The refrigerator she speaks about sounds like a warm box. Its actually not a bad idea. It likely keep the honey at a constant temp or decrystalizes when she is ready to sell. Cooler temps common during winter or in a conditioned home will cause the honey to crystallize quicker.... elevated temps like 80-90f honey is much slower to crystalize. Also the type of honey and ratio of sucrose/fructose will determine who quickly honey will crystallize.


----------



## ABK (May 9, 2016)

Yeah, I guess you can't get away from the feeding, I'm not complaining about that much. Seems like in any commercial operation it would be a slippery slope seeing how much quicker you can produce honey if you let them forage your syrup that's 2 inches away from the hive rather then spend the time flying around.

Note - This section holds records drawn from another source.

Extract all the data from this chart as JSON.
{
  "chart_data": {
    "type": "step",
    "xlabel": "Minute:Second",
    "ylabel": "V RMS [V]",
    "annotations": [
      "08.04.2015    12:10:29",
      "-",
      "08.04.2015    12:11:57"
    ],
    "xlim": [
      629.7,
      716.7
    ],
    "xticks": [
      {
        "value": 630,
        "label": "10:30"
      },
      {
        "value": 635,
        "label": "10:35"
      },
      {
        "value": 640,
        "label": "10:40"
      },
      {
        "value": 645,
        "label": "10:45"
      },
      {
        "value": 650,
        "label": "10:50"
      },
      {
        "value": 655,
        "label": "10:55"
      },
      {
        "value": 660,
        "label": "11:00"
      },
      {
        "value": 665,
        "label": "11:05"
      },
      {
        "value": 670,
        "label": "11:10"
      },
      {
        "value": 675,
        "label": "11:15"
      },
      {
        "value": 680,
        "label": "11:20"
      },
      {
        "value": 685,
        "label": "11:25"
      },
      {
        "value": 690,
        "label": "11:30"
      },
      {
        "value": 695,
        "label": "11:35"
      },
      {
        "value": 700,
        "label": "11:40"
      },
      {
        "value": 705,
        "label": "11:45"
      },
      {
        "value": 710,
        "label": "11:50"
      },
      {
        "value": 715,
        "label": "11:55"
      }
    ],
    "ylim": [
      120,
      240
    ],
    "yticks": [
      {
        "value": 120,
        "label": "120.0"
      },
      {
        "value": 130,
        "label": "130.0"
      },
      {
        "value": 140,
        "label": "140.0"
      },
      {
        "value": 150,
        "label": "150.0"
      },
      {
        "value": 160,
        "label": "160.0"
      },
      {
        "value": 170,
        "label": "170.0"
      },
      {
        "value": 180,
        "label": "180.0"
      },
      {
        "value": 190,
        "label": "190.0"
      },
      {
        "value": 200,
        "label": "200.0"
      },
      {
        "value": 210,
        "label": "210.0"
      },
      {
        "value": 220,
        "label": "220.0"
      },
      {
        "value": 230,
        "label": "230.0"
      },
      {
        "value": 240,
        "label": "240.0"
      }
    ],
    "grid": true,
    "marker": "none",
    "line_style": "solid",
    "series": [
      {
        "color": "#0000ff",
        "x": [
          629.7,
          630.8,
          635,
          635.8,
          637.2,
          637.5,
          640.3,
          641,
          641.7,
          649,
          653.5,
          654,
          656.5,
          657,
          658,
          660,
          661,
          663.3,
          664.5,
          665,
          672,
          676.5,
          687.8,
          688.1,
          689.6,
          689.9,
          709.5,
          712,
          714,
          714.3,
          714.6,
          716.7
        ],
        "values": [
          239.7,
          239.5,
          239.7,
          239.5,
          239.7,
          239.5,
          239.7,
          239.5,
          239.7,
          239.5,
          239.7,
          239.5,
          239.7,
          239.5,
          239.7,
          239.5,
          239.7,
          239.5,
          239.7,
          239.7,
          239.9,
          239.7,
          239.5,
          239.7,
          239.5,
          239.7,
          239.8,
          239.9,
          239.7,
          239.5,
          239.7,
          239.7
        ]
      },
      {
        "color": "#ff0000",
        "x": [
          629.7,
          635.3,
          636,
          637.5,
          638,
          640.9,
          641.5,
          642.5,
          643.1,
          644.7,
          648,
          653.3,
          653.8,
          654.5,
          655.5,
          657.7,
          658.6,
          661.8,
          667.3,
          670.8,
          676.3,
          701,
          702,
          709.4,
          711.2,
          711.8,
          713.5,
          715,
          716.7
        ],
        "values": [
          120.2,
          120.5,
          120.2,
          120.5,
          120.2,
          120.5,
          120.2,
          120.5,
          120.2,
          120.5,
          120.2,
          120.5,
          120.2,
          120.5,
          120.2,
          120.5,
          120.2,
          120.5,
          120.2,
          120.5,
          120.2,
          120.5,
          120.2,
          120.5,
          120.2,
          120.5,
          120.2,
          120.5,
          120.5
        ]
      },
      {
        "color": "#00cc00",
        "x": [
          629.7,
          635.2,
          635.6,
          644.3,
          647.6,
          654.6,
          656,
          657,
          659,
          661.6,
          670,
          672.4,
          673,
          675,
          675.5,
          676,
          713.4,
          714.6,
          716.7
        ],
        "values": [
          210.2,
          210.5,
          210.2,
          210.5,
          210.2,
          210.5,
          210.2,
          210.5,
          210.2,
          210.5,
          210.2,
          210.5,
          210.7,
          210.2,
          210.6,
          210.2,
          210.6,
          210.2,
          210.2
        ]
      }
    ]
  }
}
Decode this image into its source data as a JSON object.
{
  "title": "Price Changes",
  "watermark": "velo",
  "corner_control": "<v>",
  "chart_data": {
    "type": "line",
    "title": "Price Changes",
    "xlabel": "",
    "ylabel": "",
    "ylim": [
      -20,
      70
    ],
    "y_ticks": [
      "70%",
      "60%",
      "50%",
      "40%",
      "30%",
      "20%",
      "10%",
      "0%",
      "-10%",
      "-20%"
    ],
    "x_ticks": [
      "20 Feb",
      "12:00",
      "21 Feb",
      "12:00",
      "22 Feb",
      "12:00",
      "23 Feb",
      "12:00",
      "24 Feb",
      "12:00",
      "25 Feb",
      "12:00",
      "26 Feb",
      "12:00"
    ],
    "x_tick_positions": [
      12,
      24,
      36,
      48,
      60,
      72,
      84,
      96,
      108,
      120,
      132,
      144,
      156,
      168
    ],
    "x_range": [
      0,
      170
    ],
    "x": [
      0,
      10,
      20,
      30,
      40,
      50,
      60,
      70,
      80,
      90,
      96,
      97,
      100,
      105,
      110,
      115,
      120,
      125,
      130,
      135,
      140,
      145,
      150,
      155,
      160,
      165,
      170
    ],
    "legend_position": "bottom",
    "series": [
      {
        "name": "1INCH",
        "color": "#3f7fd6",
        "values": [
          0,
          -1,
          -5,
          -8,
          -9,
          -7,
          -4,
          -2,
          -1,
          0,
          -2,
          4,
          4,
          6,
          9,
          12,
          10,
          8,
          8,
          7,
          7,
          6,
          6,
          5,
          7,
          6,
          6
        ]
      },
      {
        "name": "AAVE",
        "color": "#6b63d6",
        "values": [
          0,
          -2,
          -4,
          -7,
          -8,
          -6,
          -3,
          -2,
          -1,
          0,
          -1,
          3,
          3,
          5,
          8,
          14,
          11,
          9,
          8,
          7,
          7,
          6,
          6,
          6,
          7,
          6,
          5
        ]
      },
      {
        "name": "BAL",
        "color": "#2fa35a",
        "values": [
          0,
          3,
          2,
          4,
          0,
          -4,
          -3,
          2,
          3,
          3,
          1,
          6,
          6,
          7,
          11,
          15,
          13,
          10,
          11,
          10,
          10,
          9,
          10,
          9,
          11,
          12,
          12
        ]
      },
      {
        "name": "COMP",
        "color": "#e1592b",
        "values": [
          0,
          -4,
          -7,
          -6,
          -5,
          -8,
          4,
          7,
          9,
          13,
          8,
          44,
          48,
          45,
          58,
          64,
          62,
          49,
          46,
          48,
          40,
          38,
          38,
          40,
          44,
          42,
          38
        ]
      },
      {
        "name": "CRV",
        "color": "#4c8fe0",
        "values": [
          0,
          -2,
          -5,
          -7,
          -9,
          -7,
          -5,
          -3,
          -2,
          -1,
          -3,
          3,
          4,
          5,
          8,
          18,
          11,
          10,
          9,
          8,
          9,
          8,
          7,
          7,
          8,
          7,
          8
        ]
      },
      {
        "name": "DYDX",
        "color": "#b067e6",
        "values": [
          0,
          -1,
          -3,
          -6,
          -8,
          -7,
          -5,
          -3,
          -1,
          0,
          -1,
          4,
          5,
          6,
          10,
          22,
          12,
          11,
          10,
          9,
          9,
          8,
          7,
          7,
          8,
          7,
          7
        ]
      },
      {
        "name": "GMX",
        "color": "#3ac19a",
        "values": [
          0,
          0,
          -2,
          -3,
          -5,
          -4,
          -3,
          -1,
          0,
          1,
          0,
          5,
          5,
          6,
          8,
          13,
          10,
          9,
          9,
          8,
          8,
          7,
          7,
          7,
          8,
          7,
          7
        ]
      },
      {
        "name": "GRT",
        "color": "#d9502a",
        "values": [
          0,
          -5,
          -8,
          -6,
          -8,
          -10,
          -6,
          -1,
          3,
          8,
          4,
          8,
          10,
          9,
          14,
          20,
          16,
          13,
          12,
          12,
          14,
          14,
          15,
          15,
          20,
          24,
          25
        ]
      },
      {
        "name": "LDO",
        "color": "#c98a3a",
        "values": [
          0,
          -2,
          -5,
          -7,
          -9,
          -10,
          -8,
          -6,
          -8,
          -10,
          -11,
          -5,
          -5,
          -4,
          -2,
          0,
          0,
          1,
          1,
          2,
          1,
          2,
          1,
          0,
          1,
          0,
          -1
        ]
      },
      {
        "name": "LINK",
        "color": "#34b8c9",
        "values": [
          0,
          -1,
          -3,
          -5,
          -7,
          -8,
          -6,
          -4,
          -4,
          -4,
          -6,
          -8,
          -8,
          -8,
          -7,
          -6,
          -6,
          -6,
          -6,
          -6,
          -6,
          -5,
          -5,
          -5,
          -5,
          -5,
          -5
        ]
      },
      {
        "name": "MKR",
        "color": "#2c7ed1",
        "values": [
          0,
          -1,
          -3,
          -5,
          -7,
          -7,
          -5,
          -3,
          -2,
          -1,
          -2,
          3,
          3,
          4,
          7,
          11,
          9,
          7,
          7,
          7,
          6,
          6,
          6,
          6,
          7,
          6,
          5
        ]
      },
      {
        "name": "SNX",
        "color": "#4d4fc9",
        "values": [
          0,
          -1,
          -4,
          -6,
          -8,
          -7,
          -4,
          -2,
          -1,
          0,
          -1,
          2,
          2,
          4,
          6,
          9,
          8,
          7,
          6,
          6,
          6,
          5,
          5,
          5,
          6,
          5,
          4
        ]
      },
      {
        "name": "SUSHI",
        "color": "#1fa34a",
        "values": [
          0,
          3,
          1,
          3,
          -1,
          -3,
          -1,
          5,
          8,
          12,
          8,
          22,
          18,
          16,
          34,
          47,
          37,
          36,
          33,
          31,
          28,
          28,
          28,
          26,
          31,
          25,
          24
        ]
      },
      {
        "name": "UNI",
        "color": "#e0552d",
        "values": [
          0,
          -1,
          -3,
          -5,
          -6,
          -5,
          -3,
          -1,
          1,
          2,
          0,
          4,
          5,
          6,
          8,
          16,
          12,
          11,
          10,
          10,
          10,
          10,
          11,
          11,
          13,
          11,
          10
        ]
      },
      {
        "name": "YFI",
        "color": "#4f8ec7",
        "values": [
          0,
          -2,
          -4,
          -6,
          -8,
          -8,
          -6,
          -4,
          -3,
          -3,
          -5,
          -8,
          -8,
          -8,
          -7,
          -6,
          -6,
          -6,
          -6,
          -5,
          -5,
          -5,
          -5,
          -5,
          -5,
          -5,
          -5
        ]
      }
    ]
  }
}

I've had the clover honey in my chilly and unheated basement all winter in a dark place and it still is liquid. That's what I don't understand. Not that I have a benchmark to compare to but I thought all honey crystallizes.


----------



## John Davis (Apr 29, 2014)

Most honey crystallizes, some in days, some years. Some few don't. It all depends on the mixture of sugars which is dependent on the mix of nectars gathered. It also depends on how much, and the size and shape of the pollen grains in the honey. The crystals start to form on these. Even honey that has some "fed syrup" in it will crystallize. The fact that your container has not is not necessarily an indication that it's not honey. Unless you got high fructose corn syrup.


----------



## gww (Feb 14, 2015)

Did I read correctly or wrongly that freezing the honey first for a bit slows down later crystalation of honey?
Thanks
gww


----------



## AHudd (Mar 5, 2015)

Read up on making creamed honey. Any deviation, up or down, from 57 degrees will decrease the speed of crystallization. Then add in all the factors mentioned above.

Alex


----------



## sharpdog (Jun 6, 2012)

In fall if the weather is right we get a huge clover crop. It does granulate, but in such a smooth texture that it naturally creams. 3 years later we can still squeeze it out of a honey bear at room temperature. Its the holy grail of honey crops, and things are looking favourable this year.


----------



## ABK (May 9, 2016)

I believe I've seen "creamed" clover honey, or a floral mix containing clover that I was able to squeeze also. But this one is clear like a bottle of tea. That's what boggles my mind. I have another jar from her purchased at the same time that's a different type of honey which crystallized as it should. I almost prefer it that way.


----------